Arcybiskup Michel Aupetit z Paryża, który z wykształcenia jest lekarzem i wykładał bioetykę zanim wstąpił do seminarium, zwraca uwagę na to, że w rozwiązaniach prawnych zarodki są bagatelizowane i "odrzucane jak produkty konsumpcji".
"Społeczeństwo konsumpcyjne naciska na spełnianie potrzeb dorosłych nie myśląc o tym, jakie niosą ze sobą konsekwencje dla przyszłych pokoleń. W ostatecznym wypadku skutkują one przemocą" - napisał arcybiskup w artykule opublikowanym na łamach "Le Figaro" w czerwcu zeszłego roku.

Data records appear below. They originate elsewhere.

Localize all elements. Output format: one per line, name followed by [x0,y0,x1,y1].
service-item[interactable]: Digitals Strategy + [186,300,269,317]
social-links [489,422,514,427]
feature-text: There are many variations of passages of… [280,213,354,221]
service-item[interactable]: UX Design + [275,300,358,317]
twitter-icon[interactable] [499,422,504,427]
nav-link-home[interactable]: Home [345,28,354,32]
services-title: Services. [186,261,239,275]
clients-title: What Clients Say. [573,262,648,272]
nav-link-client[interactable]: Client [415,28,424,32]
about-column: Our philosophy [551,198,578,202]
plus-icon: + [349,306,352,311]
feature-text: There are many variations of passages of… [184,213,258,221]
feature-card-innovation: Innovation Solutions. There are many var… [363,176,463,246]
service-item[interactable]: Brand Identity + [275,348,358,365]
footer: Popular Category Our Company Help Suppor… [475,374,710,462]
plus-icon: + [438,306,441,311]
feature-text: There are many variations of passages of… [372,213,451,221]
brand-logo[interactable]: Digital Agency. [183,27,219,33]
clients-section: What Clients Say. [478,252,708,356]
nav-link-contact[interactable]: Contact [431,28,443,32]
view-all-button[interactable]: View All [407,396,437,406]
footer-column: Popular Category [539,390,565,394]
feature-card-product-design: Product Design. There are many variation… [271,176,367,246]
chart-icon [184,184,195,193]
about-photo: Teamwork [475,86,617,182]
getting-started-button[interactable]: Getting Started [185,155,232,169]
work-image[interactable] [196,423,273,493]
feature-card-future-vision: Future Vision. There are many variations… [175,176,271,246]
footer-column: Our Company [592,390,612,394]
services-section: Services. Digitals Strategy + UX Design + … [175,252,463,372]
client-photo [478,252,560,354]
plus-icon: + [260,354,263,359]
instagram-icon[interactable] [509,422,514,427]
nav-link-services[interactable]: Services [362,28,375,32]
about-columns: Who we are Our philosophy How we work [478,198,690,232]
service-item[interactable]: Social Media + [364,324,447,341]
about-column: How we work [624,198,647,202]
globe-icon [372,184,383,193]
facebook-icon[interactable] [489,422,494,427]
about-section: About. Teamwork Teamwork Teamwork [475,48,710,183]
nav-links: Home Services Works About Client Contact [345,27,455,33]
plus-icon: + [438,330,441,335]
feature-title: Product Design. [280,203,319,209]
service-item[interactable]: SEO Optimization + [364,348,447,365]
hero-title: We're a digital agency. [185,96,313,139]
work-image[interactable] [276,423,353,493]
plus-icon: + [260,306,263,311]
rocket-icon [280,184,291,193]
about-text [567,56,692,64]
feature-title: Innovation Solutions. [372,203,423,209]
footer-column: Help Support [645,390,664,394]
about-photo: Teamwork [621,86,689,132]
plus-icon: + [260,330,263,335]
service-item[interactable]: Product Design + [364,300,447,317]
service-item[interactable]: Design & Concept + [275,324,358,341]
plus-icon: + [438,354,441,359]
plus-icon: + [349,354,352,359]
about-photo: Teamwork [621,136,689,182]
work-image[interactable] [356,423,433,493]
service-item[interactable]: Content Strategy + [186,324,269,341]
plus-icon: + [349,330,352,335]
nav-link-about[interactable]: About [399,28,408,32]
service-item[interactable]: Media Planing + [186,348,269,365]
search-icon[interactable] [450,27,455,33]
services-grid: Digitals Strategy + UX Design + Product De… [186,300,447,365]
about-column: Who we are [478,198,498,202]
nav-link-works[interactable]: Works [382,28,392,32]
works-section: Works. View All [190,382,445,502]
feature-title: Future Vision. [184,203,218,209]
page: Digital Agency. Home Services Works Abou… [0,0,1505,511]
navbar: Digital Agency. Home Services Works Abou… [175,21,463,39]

"Czy to nie przemoc, gdy dziecku zabiera się ojca? Gdy w ciążach mnogich stosuje się selektywną aborcję, albo wtedy, gdy dziecko odkrywa, że zarodek, którym było, mógł równie dobrze trafić pod mikroskop badacza lub na wysypisko po krótszym czy dłuższym przebywaniu w lodówce? Czy dziecko jest przedmiotem wszechwładzy planów rodziców, czy też jest nam równym człowiekiem?" - pytał duchowny.
"Wierzący stawiają pytanie, dlaczego w tym trudnym czasie pandemii prace nad tą kontrowersyjną ustawą bioetyczną tak mocno przyspieszyły” - mówi Radiu Watykańskiemu o. Thierry Magnin, rektor katolickiego uniwersytetu w Lille i specjalista ds. bioetyki.
"Sytuacja cały czas jest bardzo trudna, naznaczona strachem wywołanym pandemią oraz pogłębiającym się kryzysem społeczno-ekonomicznym, który już nas mocno dotyka. Stąd wiele konkretnych działań charytatywnych podejmowanych przez Kościół, by wesprzeć najbardziej potrzebujących. Dotyczy to głównie bezdomnych, migrantów i młodych ludzi, którzy stracili źródło utrzymania" – tłumaczy o. Magnin.
"Zadziwiające jest to skupienie się teraz na przepchnięciu ustawy bioetycznej, podczas gdy jest tak wiele pilniejszych kwestii, które wyciągnęła na światło dzienne pandemia: coraz większe zubożenie rodzin, czy choćby nieskuteczność francuskiego systemu opieki zdrowotnej. Pandemia wskazuje na potrzebę tego, co Franciszek nazywa kwestią ekologii integralnej i podjęcia konkretnych działań” – podkreśla duchowny.